Low‑Risk MDS – Treatment Ladder

  • Goal: fix cytopenias, reduce transfusions, improve QoL (not necessarily cure).
  • Step 1: check serum EPO. Low EPO/low transfusion – ESA (EPO/darbepoetin).
  • ESA failure + SF3B1/ring sideroblasts – luspatercept (TGF‑β ligand trap)
  • del(5q) – lenalidomide (cereblon – CK1α degradation on 5q; p53‑dependent killing)
  • ESA‑failure, non‑del(5q) – luspatercept, lenalidomide, imetelstat (telomerase inhibitor, myelosuppression), or HMA/clinical trial
  • Heavy transfusion low‑risk – consider iron chelation (deferasirox) esp if transplant candidate, target ferritin <1000.
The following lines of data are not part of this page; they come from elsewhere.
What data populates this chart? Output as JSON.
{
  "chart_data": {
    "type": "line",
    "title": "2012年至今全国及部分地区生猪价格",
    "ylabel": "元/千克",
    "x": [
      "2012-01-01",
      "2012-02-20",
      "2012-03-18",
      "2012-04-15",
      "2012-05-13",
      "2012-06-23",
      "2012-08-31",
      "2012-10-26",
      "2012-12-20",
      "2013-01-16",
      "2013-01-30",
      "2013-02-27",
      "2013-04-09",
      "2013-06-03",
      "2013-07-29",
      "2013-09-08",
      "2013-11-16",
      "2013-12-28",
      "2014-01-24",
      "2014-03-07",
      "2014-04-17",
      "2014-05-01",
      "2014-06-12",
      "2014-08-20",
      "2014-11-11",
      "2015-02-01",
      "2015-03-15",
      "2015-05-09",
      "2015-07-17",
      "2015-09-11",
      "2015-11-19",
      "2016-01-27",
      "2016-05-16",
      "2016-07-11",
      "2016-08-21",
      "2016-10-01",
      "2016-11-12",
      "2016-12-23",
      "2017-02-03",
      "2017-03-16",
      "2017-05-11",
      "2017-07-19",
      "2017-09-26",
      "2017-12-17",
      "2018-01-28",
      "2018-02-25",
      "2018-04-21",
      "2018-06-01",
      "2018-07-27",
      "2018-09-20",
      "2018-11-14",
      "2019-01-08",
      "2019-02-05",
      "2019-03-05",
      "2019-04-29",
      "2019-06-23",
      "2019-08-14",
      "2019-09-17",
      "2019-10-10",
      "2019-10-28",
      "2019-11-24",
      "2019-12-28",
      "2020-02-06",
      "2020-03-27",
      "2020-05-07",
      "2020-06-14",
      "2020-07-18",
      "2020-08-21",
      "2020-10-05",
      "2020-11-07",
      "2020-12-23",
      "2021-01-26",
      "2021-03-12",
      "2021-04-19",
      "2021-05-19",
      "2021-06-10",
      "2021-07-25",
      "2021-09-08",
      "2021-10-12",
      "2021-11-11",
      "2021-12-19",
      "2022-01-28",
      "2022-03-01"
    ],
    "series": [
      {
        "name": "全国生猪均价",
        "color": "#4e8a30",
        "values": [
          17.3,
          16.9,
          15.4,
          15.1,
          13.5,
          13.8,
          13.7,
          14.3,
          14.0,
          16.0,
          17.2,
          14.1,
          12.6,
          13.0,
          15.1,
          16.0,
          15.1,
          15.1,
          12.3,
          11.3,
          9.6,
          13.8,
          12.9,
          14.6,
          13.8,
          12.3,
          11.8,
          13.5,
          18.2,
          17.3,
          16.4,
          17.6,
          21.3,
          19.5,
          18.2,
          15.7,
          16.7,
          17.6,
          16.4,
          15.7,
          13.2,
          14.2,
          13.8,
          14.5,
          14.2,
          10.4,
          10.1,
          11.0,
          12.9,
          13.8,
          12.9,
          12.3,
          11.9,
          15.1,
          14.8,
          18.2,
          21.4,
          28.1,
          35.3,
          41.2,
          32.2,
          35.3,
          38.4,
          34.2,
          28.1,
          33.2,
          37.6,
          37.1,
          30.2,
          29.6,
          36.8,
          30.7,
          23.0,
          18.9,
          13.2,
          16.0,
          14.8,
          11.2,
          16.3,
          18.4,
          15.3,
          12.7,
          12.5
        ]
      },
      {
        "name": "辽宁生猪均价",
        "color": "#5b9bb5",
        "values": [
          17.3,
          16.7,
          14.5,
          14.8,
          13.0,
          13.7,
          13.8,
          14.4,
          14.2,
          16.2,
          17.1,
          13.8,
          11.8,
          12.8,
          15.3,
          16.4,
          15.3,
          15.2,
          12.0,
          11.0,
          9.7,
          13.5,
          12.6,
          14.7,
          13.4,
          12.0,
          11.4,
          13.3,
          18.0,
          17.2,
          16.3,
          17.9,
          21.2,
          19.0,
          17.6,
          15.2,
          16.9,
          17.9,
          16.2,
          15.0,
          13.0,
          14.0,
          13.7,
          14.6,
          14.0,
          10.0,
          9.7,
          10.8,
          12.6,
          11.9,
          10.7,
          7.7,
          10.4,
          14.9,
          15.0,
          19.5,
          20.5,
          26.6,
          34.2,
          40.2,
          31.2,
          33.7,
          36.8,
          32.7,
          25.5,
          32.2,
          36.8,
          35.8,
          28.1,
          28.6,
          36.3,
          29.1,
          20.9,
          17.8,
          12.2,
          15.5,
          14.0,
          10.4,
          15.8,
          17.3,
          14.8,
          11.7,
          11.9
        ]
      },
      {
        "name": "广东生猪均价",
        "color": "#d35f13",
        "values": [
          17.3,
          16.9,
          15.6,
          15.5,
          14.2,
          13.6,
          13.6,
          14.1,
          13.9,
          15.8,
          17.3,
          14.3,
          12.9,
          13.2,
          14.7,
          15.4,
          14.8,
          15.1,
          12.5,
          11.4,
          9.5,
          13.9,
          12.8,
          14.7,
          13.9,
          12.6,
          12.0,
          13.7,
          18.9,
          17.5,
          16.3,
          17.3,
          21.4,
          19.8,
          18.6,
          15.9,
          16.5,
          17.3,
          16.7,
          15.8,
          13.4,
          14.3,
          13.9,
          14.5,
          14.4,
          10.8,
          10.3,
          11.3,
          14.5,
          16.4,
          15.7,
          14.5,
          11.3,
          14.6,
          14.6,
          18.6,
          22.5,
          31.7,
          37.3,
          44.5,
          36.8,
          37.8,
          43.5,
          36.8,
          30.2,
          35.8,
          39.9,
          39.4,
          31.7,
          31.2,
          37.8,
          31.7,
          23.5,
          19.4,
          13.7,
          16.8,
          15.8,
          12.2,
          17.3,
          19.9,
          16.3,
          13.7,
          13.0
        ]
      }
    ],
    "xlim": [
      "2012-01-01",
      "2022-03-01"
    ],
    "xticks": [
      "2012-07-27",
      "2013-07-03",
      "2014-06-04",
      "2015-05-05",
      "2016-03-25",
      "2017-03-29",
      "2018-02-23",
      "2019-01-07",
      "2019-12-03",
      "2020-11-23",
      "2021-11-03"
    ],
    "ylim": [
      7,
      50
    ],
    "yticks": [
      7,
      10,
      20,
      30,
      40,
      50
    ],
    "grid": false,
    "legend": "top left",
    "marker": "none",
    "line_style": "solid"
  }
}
High‑Risk MDS – Core Strategy

  • Goal: prevent AML transformation + prolong survival.[ppl-ai-file-upload.s3.amazonaws]​
  • First‑line: HMAs (azacitidine, decitabine; IV or oral ASTX727), disease control and bridge to transplant; azacitidine improves OS.
  • HMA failure – median survival ~4-5 months – prioritize clinical trials, transplant if possible, targeted therapy.
  • IDH1 – ivosidenib; IDH2 – enasidenib (oral, ~40-50% response, ~14-17 mo OS)
  • Transplant – Boards’ Favorite Line.
  • Allo‑HSCT is the ONLY curative therapy for MDS.
  • Age ≠ absolute contraindication; RIC allows HSCT in 60-70+ with meaningful survival via graft‑versus‑leukemia effect.

High‑/very‑high IPSS‑R/IPSS‑M – early transplant when feasible; low‑risk – delay until progression or poor biology. Donor vs no‑donor studies: donor/HSCT arm – better OS in Int‑2/high‑risk MDS.

Ultra‑High‑Yield One‑Liners

  • Hypercellular marrow + cytopenias + dysplasia in an elderly patient = MDS until proven otherwise.​
  • Macrocytic anemia + thrombocytosis + isolated del(5q) – lenalidomide.
  • Ring sideroblasts + SF3B1 – good prognosis, treat anemia with luspatercept.
  • Multi‑hit TP53 or complex karyotype – very poor prognosis; think therapy‑related, HMA/HSCT if possible.
  • High‑risk: HMA now, allo‑HSCT when you can, trials/targets when you can’t.”